At the conclusion of Level II CPE the student are able to:

  1. Articulate an understanding of the pastoral role that is congruent with one's personal and cultural values, basic assumptions and personhood.
  2. Provide pastoral ministry with diverse people, taking into consideration multiple elements of cultural and ethnic differences, social conditions, systems, justice and applied clinical ethics issues without imposing one’s own perspectives.
  3. Demonstrate a range of pastoral skills, including listening/attending, empathic reflection, conflict resolution / transformation, confrontation, crisis management, and appropriate use of religious/spiritual resources.

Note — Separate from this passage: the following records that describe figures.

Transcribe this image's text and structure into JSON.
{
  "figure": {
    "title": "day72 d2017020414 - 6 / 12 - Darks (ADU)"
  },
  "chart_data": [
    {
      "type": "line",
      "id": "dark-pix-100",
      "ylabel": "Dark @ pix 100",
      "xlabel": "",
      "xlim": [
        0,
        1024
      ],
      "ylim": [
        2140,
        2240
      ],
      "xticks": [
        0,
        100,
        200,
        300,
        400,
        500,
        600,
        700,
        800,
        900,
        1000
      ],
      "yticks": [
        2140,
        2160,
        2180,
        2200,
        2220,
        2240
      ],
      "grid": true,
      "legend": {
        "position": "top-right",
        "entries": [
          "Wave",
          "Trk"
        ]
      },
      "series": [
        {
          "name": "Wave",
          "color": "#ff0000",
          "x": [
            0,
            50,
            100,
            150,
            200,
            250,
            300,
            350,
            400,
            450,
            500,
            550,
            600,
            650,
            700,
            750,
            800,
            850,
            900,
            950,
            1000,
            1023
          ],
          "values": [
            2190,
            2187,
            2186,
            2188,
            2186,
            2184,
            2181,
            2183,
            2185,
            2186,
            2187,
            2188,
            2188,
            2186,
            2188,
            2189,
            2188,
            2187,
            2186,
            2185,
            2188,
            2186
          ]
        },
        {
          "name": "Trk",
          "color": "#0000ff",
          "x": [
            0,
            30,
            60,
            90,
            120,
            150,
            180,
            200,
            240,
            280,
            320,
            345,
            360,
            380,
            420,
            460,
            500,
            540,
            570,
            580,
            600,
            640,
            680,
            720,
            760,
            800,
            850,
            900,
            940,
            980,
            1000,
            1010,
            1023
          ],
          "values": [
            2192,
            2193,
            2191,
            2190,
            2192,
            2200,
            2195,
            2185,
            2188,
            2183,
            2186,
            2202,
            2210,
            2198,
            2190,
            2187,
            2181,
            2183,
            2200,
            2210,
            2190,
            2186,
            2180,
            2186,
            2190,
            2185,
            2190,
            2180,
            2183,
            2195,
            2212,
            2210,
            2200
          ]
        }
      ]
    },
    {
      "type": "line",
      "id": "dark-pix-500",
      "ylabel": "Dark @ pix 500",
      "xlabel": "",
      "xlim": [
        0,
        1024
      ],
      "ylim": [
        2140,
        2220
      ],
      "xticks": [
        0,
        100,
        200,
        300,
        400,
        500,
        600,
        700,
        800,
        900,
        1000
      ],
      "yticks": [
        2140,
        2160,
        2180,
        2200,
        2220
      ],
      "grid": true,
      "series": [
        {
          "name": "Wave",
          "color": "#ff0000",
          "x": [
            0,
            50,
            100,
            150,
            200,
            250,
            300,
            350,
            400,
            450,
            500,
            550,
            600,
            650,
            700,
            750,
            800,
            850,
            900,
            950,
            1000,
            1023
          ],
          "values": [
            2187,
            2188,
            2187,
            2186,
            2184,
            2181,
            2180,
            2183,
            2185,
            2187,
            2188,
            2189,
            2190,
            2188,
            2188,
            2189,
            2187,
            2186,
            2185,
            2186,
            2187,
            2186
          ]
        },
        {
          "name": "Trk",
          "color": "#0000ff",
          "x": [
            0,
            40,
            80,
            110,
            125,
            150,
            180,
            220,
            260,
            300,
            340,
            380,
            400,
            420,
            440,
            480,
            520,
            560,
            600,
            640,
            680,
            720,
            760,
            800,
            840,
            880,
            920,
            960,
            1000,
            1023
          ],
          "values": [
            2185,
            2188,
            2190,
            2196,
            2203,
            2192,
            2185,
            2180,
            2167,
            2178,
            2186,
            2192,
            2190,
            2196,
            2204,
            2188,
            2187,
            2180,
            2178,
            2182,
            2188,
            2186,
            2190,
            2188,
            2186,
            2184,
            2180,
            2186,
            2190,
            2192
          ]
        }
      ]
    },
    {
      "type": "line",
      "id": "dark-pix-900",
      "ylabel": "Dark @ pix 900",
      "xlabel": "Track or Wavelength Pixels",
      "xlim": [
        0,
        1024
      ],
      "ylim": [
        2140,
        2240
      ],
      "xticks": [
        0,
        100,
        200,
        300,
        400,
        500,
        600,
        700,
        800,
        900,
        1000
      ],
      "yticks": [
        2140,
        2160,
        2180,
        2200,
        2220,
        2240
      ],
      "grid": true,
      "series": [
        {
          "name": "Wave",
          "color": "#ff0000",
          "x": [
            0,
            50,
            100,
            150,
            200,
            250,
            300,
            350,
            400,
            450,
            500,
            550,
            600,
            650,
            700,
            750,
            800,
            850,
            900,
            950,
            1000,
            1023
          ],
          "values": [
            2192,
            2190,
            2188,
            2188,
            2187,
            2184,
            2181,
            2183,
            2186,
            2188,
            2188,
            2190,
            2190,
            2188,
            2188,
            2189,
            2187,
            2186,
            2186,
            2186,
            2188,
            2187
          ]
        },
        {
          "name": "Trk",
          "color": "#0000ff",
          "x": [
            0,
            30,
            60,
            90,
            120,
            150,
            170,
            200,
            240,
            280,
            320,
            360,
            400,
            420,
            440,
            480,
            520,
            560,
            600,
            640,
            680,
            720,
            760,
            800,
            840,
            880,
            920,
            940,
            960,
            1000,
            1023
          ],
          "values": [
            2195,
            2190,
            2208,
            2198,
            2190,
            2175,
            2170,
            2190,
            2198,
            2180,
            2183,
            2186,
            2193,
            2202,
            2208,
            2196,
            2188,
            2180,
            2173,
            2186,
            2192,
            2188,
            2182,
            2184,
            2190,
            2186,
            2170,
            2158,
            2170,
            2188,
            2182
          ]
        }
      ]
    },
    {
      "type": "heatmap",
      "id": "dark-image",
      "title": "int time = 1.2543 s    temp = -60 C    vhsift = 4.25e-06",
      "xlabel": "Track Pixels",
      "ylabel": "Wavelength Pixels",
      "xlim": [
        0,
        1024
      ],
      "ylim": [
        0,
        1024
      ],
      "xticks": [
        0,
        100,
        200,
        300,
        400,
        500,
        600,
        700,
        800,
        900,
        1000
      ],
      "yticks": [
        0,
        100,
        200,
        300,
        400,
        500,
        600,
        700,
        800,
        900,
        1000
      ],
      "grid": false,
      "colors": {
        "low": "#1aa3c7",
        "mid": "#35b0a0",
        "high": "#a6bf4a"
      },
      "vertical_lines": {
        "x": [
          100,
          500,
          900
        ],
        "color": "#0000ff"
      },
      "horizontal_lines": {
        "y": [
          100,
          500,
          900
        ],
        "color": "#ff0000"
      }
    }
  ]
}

  4. Assess the strengths and needs of those served, grounded in theology and using an understanding of the behavioral sciences.
  5. Manage ministry and administrative function in terms of accountability, productivity, self-directions, and clear, accurate professional communication.
  6. Demonstrate competent use of self in ministry and administrative function which includes: emotional availability, cultural humility, appropriate self-disclosure, positive use of power and authority, a non-anxious and non-judgmental presence, and clear and responsible boundaries.
  7. Establish collaboration and dialogue with peers, authorities and other professionals.
  8. Demonstrates awareness of the Spiritual Care Collaborative Commons Standards for Professional Chaplaincy.
  9. Demonstrate self-supervision through realistic self-evaluation of pastoral functioning.